Despite the generally broad legal protections for social networks, Snap can be sued over a Snapchat speed filter that allegedly encouraged reckless driving. The Ninth Circuit Appeals Court reopened a case that had been dismissed in 2020, overturning an earlier decision that favored Snap. It came to the conclusion that even if users were populating the filter with their own high driving speeds, Snap could still be held responsible for implicitly rewarding that behavior.
Lemmon v. Snap was filed after a 20-year-old Snapchat user crashed his car while using the filter, reaching speeds of more than 120 miles per hour at one point. The driver and two teenage passengers were killed in the 2017 collision. Two of the victims’ parents filed a wrongful death lawsuit against Snap, alleging that its combination of an opaque achievement system and a speed filter enticed users to drive at unsafe speeds.
The parents claimed that many teenagers believed — and that Snap knew they believed — that hitting speeds of 100 miles per hour would earn them a secret achievement. Snap responded that no such accomplishment existed and that it was simply providing a tool for users to post their own content, an action that is mostly protected under Section 230 of the Communications Decency Act.
The Ninth Circuit did not rule on Snap’s liability. However, it concluded that Section 230, which protects websites and apps from being sued over what users post, did not apply in this case. Instead, the lawsuit “presents a clear example of a claim that simply does not rest on third-party content,” according to the court. The reward system and speed filter were “indisputably designed” by the company, which allegedly resulted in a defective product. Snap, Inc. was sued for the predictable consequences of designing Snapchat in such a way that it allegedly encouraged dangerous behavior.”
Last year, a lower court reached a different conclusion. According to legal blogger Eric Goldman, Snapchat called the filter “essentially a speedometer tool” and warned users not to drive at high speeds. According to the lawsuit, Snap is being held liable for a user acting dangerously and posting about it.
The driver allegedly believed Snapchat would award him a trophy for exceeding 100 mph.
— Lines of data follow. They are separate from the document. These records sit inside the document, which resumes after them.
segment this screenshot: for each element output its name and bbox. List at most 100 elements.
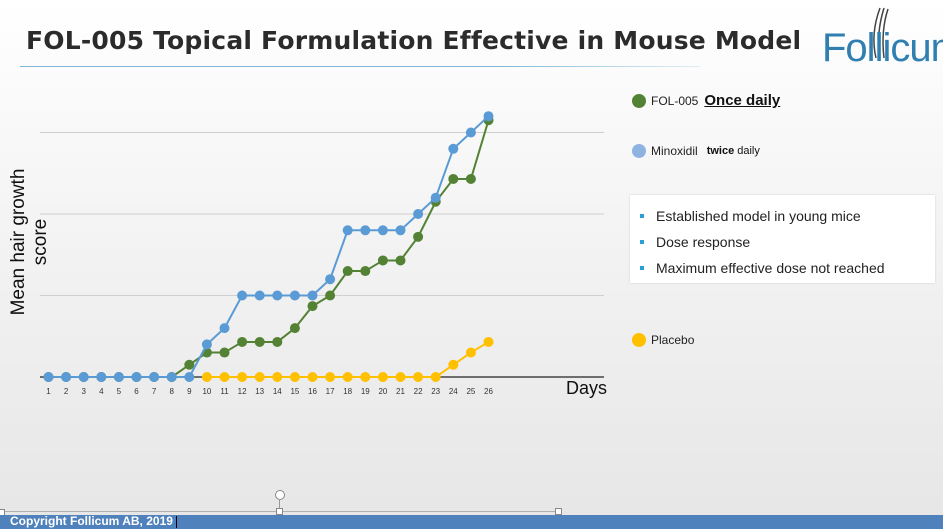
- footer-copyright[interactable]: Copyright Follicum AB, 2019: [10, 514, 173, 528]
- data-point: [184, 359, 195, 370]
- x-tick-label: 5: [117, 387, 122, 396]
- y-axis-label: Mean hair growth score: [8, 168, 51, 316]
- finding-item: Dose response: [640, 229, 935, 255]
- data-point: [483, 336, 494, 347]
- follicum-logo: Follicum: [822, 6, 943, 72]
- legend-placebo: Placebo: [632, 333, 694, 347]
- data-point: [131, 372, 142, 382]
- data-point: [325, 290, 336, 301]
- x-tick-label: 9: [187, 387, 192, 396]
- data-point: [395, 225, 406, 236]
- data-point: [201, 339, 212, 350]
- x-tick-label: 12: [238, 387, 247, 396]
- data-point: [96, 372, 107, 382]
- data-point: [342, 372, 353, 382]
- data-point: [184, 372, 195, 382]
- x-tick-label: 24: [449, 387, 458, 396]
- finding-item: Maximum effective dose not reached: [640, 255, 935, 281]
- x-tick-labels: 1 2 3 4 5 6 7 8 9 10 11 12 13 14 15 16 17 18 19 20 21 22 23 24 2…: [46, 387, 493, 396]
- data-point: [430, 192, 441, 203]
- finding-text: Established model in young mice: [656, 208, 861, 224]
- x-tick-label: 14: [273, 387, 282, 396]
- data-point: [395, 372, 406, 382]
- rotate-handle[interactable]: [275, 490, 285, 500]
- legend-fol005-marker: [632, 93, 646, 108]
- x-tick-label: 6: [134, 387, 139, 396]
- x-tick-label: 23: [431, 387, 440, 396]
- series-line: [206, 341, 490, 378]
- data-point: [360, 266, 371, 277]
- legend-placebo-marker: [632, 333, 646, 347]
- x-tick-label: 21: [396, 387, 405, 396]
- footer-bar: Copyright Follicum AB, 2019: [0, 514, 943, 529]
- x-tick-label: 26: [484, 387, 493, 396]
- data-point: [43, 372, 54, 382]
- logo-hair-strokes: [873, 7, 889, 59]
- data-point: [377, 225, 388, 236]
- series-line: [48, 115, 490, 378]
- data-point: [289, 290, 300, 301]
- legend-fol005-name: FOL-005: [651, 93, 699, 108]
- data-point: [342, 225, 353, 236]
- x-tick-label: 18: [343, 387, 352, 396]
- data-point: [166, 372, 177, 382]
- x-tick-label: 20: [378, 387, 387, 396]
- data-point: [325, 274, 336, 285]
- data-point: [360, 225, 371, 236]
- data-point: [289, 372, 300, 382]
- resize-handle-top[interactable]: [276, 508, 283, 515]
- x-tick-label: 7: [152, 387, 157, 396]
- data-point: [465, 347, 476, 358]
- data-point: [377, 372, 388, 382]
- x-tick-label: 17: [326, 387, 335, 396]
- data-point: [61, 372, 72, 382]
- title-underline: [20, 66, 700, 67]
- data-point: [219, 347, 230, 358]
- x-tick-label: 11: [220, 387, 229, 396]
- data-point: [237, 290, 248, 301]
- x-tick-label: 1: [46, 387, 51, 396]
- finding-text: Dose response: [656, 234, 751, 250]
- data-point: [465, 127, 476, 138]
- x-axis-label: Days: [566, 378, 608, 398]
- data-point: [307, 290, 318, 301]
- chart-gridlines: [40, 132, 604, 296]
- series-placebo: [201, 336, 494, 382]
- x-tick-label: 15: [290, 387, 299, 396]
- legend-minoxidil-marker: [632, 144, 646, 158]
- data-point: [254, 372, 265, 382]
- data-point: [413, 209, 424, 219]
- data-point: [307, 372, 318, 382]
- chart-series: [43, 111, 494, 382]
- legend-fol005: FOL-005 Once daily: [632, 92, 780, 109]
- bullet-icon: [640, 266, 644, 270]
- legend-minoxidil-dosing: daily: [737, 145, 760, 157]
- key-findings-box: Established model in young mice Dose res…: [630, 195, 935, 283]
- legend-minoxidil: Minoxidil twice daily: [632, 144, 760, 158]
- data-point: [342, 266, 353, 277]
- x-tick-label: 4: [99, 387, 104, 396]
- data-point: [325, 372, 336, 382]
- key-findings-list: Established model in young mice Dose res…: [630, 195, 935, 281]
- slide-title: FOL-005 Topical Formulation Effective in…: [26, 26, 802, 55]
- data-point: [377, 255, 388, 266]
- x-tick-label: 13: [255, 387, 264, 396]
- x-tick-label: 3: [81, 387, 86, 396]
- data-point: [430, 372, 441, 382]
- data-point: [307, 301, 318, 312]
- data-point: [448, 143, 459, 154]
- data-point: [254, 336, 265, 347]
- data-point: [219, 372, 230, 382]
- data-point: [272, 336, 283, 347]
- x-tick-label: 25: [466, 387, 475, 396]
- data-point: [448, 173, 459, 184]
- data-point: [78, 372, 89, 382]
- x-tick-label: 16: [308, 387, 317, 396]
- data-point: [113, 372, 124, 382]
- legend-minoxidil-name: Minoxidil: [651, 144, 698, 158]
- resize-handle-right[interactable]: [555, 508, 562, 515]
- data-point: [237, 372, 248, 382]
- x-tick-label: 19: [361, 387, 370, 396]
- data-point: [149, 372, 160, 382]
- x-tick-label: 10: [202, 387, 211, 396]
Snap’s speed filter has a tumultuous legal history. Separately, an Uber driver sued the company in 2016 after colliding with a Snapchat user who was allegedly trying to hit 100 miles per hour. In that case, a lower court initially sided with the driver, but a Georgia appeals court overturned the decision, stating that Snapchat’s speed filter was not intended to encourage speeding.
The revival of Lemmon v. Snap cites a landmark 2008 ruling against Roommates.com, which found that Section 230 did not apply when the site specifically directed users to answer potentially discriminatory questions like their racial preferences, even if users were the ones providing the answers. Roommates.com won the overall lawsuit, and Snap may win this case, but Lemmon v. Snap would set a precedent for interpreting Section 230 unless the Supreme Court took it up — which it has declined to do in Section 230-related cases thus far.
Some previous high-profile cases essentially argued that a social network is defective for facilitating conduct such as harassment, only to be defeated on Section 230 grounds. However, this ruling suggests that this court may not be sympathetic to those claims. It distinguishes the Snap case from what it refers to as “creative pleading” intended to get around the law, and it applies that label to suits that “at bottom, depended on a third party’s content.” Nonetheless, it is one of the few major court rulings limiting Section 230’s scope — at a time when the law is under increasing scrutiny.